3. Fintech 3.0 dan 3.5 (2009-sekarang) merupakan tahapan dari democratizing digital financial services emerging market atau demokrtisasi pasar keuangan digital. Produk yang dilahirkan juga semakin beragam seperti, semakin menjamurnya perusahaan rintisan (StartUp), aplikasi pembayaran (payment apps), dompet digital (mobile wallets), Blockchain, dan Cryptocurrency.

Terdapat beragam jenis produk fintech di dunia. Di Indonesia sendiri terdapat 4 sektor fintech yang berkembang pesat diantaranya, digital payment, financing and investment, information and feeder site, dan personal finance. Sebagai salah satu negara dengan penduduk muslim terbanyak, hukum konvensional dan syariah di Indonesia memiliki pandangan sendiri terhadap suatu permasalahan. Dalam pandangan hukum konvensional belum terdapat peraturan perundang-undangan khusus mengenai fintech, namun Otoritas Jasa Keuangan (OJK) telah mengeluarkan seperangkat instrumen melalui Peraturan Otoritas Jasa Keuangan Nomor 77/POJK.01/2016 tentang Layanan Pinjam Meminjam Uang Berbasis Teknologi. Sedangkan pada pandangan Hukum Islam, regulasi fintech di Indonesia dapat ditinjau melalui Fatwa Dewan Syariah Nasional No. 117/DSN-MUI/II/2018 tentang Layanan Pembiayaan Berbasis Teknologi Informasi Berdasarkan Prinsip Syariah.

Dalam fatwa tersebut terdapat dua ketentuan hukum utama dalam melakukan pelayanan pembiayaan berbasis teknologi, yaitu harus berlandaskan prinsip syariah serta pelayanan tersebut harus mengikuti ketentuan-ketentuan yang telah tertuang dalam fatwa. Ketentuan-ketentuan yang di maksud adalah sebagai berikut:

1. Penyelenggaran layanan pembiayaan berbasis teknologi tidak boleh bertentangan dengan prinsip syariah, yang berarti dalam pelaksanaannya tidak mengandung riba, gharar, maysir, tadlis, dharar, zhulm, dan haram;

2. Akad baku yang dibuat oleh penyelenggaran harus memenuhi prinsip keseimbangan, keadilan, dan kewajaran sesuai syariah dan peraturan yang berlaku;

3. Akad yang digunakan harus jenis akad yang selaras dengan pembiayaan, misalnya akad al-ba’i, ijarah, mudharabah, musyarakah, wakalah bi al ujrah, dan qard;

4. Penggunaan tanda tangan elektronik yang terdapat pada sertifikat elektronik oleh penyelenggara harus menjamin validitas dan autentikasinya sesuai dengan peraturan yang berlaku;

5. Penyelenggara diperkenankan untuk meminta biaya atas penyediaan sistem dan sarana prasarana layanan pembiayaan berbasis teknologi informasi;

6. Terdapat hak khiyar bagi pihak pelanggan bila informasi layanan pembiayaan berbasis teknologi informasi berbeda dengan kenyataannya.
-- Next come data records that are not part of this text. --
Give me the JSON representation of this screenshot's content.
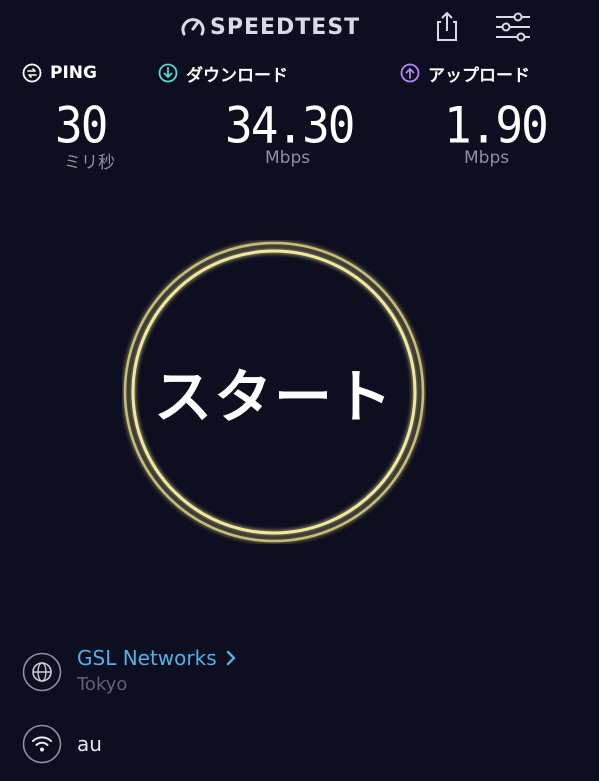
{
  "header": {
    "logo_text": "SPEEDTEST",
    "logo_icon": "gauge-icon",
    "share_icon": "share-icon",
    "settings_icon": "sliders-icon"
  },
  "metrics": {
    "ping": {
      "label": "PING",
      "value": "30",
      "unit": "ミリ秒",
      "icon": "ping-icon",
      "color": "#ffffff"
    },
    "download": {
      "label": "ダウンロード",
      "value": "34.30",
      "unit": "Mbps",
      "icon": "download-icon",
      "color": "#5ad7d3"
    },
    "upload": {
      "label": "アップロード",
      "value": "1.90",
      "unit": "Mbps",
      "icon": "upload-icon",
      "color": "#b488f5"
    }
  },
  "start_button": {
    "label": "スタート",
    "ring_color": "#e9dc86"
  },
  "server": {
    "name": "GSL Networks",
    "location": "Tokyo",
    "icon": "globe-icon",
    "link_color": "#4fb3e8"
  },
  "provider": {
    "name": "au",
    "icon": "wifi-icon"
  }
}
Dalam fatwa tersebut, diatur pula jenis layanan pembiayaan berbasis teknologi informasi yang boleh dilakukan oleh penyelenggara, yaitu:

a. Pembiayaan anjak piutang (factoring), adalah jenis pembiayaan dalam hal pengurusan penagihan piutang berdasarkan bukti tagihan, disertai maupun tidak disertai talangan oleh pelaku usaha yang memiliki tagihan pada pihak ketiga.

b. Pembiayaan Pengadaan Barang Pesanan pihak ketiga (purchase order), merupakan suatu jenis pembiayaan yang diberikan pada pelaku usaha yang telah menerima pesanan barang atau perintah pengadaan barang dari pihak ketiga.
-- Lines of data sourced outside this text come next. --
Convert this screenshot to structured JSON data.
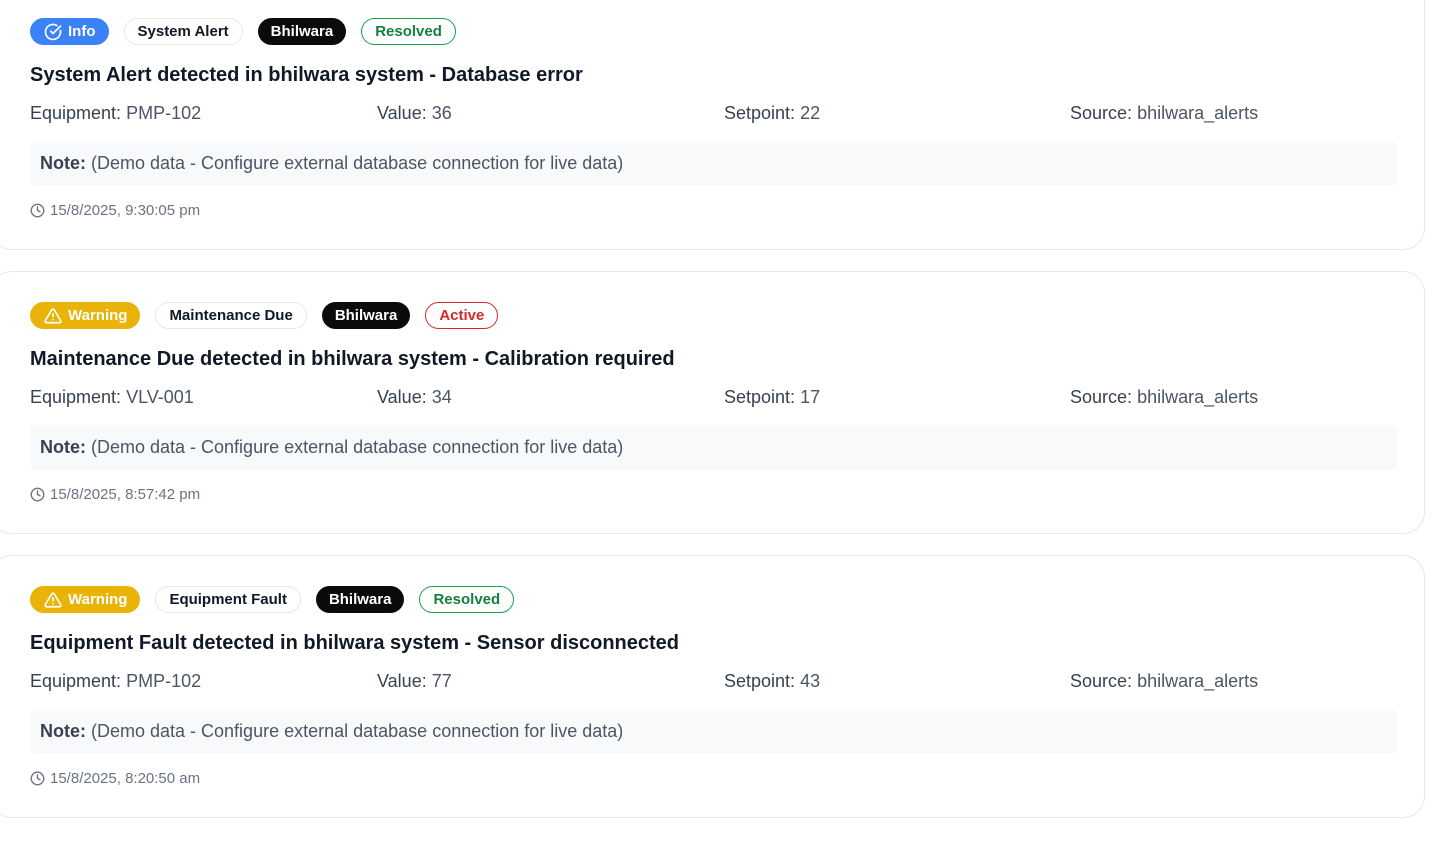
{
  "alerts": [
    {
      "severity": "Info",
      "type": "System Alert",
      "location": "Bhilwara",
      "status": "Resolved",
      "title": "System Alert detected in bhilwara system - Database error",
      "equipment_label": "Equipment:",
      "equipment": "PMP-102",
      "value_label": "Value:",
      "value": "36",
      "setpoint_label": "Setpoint:",
      "setpoint": "22",
      "source_label": "Source:",
      "source": "bhilwara_alerts",
      "note_label": "Note:",
      "note": "(Demo data - Configure external database connection for live data)",
      "timestamp": "15/8/2025, 9:30:05 pm",
      "severity_icon": "circle-check-icon"
    },
    {
      "severity": "Warning",
      "type": "Maintenance Due",
      "location": "Bhilwara",
      "status": "Active",
      "title": "Maintenance Due detected in bhilwara system - Calibration required",
      "equipment_label": "Equipment:",
      "equipment": "VLV-001",
      "value_label": "Value:",
      "value": "34",
      "setpoint_label": "Setpoint:",
      "setpoint": "17",
      "source_label": "Source:",
      "source": "bhilwara_alerts",
      "note_label": "Note:",
      "note": "(Demo data - Configure external database connection for live data)",
      "timestamp": "15/8/2025, 8:57:42 pm",
      "severity_icon": "warning-triangle-icon"
    },
    {
      "severity": "Warning",
      "type": "Equipment Fault",
      "location": "Bhilwara",
      "status": "Resolved",
      "title": "Equipment Fault detected in bhilwara system - Sensor disconnected",
      "equipment_label": "Equipment:",
      "equipment": "PMP-102",
      "value_label": "Value:",
      "value": "77",
      "setpoint_label": "Setpoint:",
      "setpoint": "43",
      "source_label": "Source:",
      "source": "bhilwara_alerts",
      "note_label": "Note:",
      "note": "(Demo data - Configure external database connection for live data)",
      "timestamp": "15/8/2025, 8:20:50 am",
      "severity_icon": "warning-triangle-icon"
    }
  ],
  "colors": {
    "info": "#3b82f6",
    "warning": "#eab308",
    "resolved": "#16a34a",
    "active": "#dc2626",
    "location_badge": "#0b0b0c",
    "note_background": "#f8f9fb"
  }
}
c. Pembiayaan pengadaan barang untuk pelaku usaha yang berjualan secara daring (online seller), merupakan suatu pembiayaan yang diberikan pada pelaku usaha yang melakukan jual beli online pada platform e-commerce atau marketplace.

d. Pembiayaan pengadaan barang untuk pengusaha online shop melalui payment gateaway yang merupakan jasa otorisasi pembayaran secara online.

e. Pembiayaan untuk pegawai, pembiayaan dengan skema kerjasama potong gaji melalui institusi tempat bekerja.

f. Pembiayaan berbasis komunitas yang diberikan pada anggota suatu komunitas yang membutuhkan dengan skema pembayaran dikoordinasikan oleh koordinator komunitas tersebut.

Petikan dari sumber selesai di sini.